Este discurso ha calado profundamente en los políticos y economistas cubanos: “competitividad” o “competitivo” se repiten en los Lineamientos tantas veces como “sostenibilidad” y “sostenible” mientras que las palabras “ecológico” o “ecología” no aparecen ni una vez.

 

¿Se está haciendo cómplice del mantenimiento de ese sistema económico mundial el gobierno cubano, cuando pone el centro de sus medidas económicas en una Ley de Inversión Extranjera?

 

¿No sería más ético y eco-lógico poner el centro de atención en “las cosas que tenemos en casa”? ¿No debería ser el centro de las reformas económicas una Ley de Inversión Interna, una política real de microcréditos y una revisión transparente del uso los recursos nacionales?

 

La huella ecológica de Cuba es 1.8 hgpc, según las estimaciones internacionales. De acuerdo a este valor los cubanos y cubanas estarían haciendo un consumo razonable y tendrían más o menos cubiertas sus necesidades básicas. En otras palabras: el bloqueo americano sería una “externalidad” cuyo efecto está suficientemente contrarrestado.

 

Pero las necesidades no están resueltas. Lo sabemos por la vida cotidiana y lo confirma la insistencia oficial en la falta de recursos. ¿Cómo se explica esa contradicción respecto al indicador de la Huella ecológica? La respuesta, debemos buscarla en las lógicas productivas internas (el desigual reparto, la ineficiencia en la distribución de la producción y la prestación de los servicios, el desvío de recursos, etc.)

 

Cuando se observa la realidad económica cubana desde la Ecología Política y la Bioeconomía, las evidencias de las contradicciones internas se multiplican.
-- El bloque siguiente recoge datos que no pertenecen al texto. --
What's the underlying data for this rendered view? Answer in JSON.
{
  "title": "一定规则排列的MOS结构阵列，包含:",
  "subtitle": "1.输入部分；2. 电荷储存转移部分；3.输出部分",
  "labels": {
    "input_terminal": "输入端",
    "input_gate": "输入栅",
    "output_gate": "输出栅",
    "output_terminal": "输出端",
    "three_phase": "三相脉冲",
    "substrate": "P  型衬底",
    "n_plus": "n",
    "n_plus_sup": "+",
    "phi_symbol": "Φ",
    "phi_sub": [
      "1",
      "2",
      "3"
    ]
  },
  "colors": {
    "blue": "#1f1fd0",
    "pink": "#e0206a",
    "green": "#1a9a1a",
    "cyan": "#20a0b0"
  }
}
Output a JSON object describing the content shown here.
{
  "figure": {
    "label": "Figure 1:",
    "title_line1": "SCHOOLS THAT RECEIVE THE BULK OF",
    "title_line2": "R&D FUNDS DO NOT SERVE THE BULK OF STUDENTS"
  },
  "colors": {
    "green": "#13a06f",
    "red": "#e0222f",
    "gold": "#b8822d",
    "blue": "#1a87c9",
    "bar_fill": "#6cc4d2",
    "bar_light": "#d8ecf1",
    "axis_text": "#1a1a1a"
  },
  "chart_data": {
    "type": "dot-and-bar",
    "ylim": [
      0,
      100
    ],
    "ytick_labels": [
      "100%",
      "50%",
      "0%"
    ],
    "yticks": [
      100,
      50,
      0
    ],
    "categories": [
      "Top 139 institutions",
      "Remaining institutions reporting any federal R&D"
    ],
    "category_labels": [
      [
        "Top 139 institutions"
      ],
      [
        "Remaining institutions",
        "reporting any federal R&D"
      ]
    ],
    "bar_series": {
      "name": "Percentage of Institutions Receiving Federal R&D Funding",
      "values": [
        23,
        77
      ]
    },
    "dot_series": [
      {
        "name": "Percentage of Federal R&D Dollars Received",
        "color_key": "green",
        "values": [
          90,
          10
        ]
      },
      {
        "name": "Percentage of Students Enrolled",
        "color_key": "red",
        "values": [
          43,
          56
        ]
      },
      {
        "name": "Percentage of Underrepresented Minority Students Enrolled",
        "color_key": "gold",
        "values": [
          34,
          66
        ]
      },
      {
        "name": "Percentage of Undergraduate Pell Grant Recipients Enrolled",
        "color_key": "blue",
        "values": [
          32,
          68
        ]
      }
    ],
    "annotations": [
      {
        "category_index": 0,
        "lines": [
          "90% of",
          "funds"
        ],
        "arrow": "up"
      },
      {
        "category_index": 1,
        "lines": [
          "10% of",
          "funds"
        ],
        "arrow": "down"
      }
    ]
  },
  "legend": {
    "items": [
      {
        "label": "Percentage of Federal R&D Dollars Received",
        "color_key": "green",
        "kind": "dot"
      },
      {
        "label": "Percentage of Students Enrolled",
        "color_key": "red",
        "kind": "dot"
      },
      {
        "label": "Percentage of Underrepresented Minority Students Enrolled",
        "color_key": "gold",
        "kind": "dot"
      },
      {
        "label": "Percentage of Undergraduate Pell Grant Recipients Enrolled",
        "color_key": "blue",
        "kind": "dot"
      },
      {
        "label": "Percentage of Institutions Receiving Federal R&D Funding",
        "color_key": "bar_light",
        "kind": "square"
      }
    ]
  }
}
Veamos un poco más.

 

Consumo anual de hectáreas productivas 1.8 hgpc x 11.242.628 habitantes = 20’236,730 hectáreas

 

Superficie nacional – 110.860 km2 x 100 ha= 11’086,000 hectáreas

 

Relación entre hectáreas consumidas / territorio nacional – 20’236,730 hectáreas/ 11’086,000 hectáreas = 1.825

 

Esto significa que Cuba consume anualmente los recursos de una superficie productiva cercana al doble del territorio nacional. ¡El país es totalmente dependiente del exterior! ¿Puede solucionarse este problema con una ley de inversión extranjera que aumentará la dependencia?

 

Desde los principios de la Ecología y la Bioeconomía, la respuesta sería ¡No! El más mínimo sentido común conduce a la misma conclusión. Pero la idea del “desarrollo” es demasiado fuerte. Como explicaba hace décadas el economista estadounidense de origen canadiense John Kenneth Galbraith en La sociedad opulenta (The Affluent Society, 1958):

 

“Lo que llamamos desarrollo económico consiste en gran medida en imaginar una estrategia que permita vencer la tendencia de los seres humanos a imponer límites a sus objetivos de ingresos, es decir, a sus esfuerzos”. [Citado por Jean Baudrillard (1974). La sociedad del consumo, Ed. Siglo XIX, p. 73]

 

Existe una diferencia fundamental entre un ecosistema y los sistemas humanos (económicos): los ecosistemas en equilibrio toman recursos externos pero nunca están en deuda. La pregunta sería: ¿es posible pensar relaciones económicas con el exterior que no conduzcan al endeudamiento?

 

(*) Arquitecto (La Habana, 2003). Profesor de la Facultad de Arquitectura del Instituto Superior Politécnico “José Antonio Echeverría” (La Habana, 2003-2007). Doctor en Urbanismo, Ordenación del Territorio y Medio ambiente (España, 2013).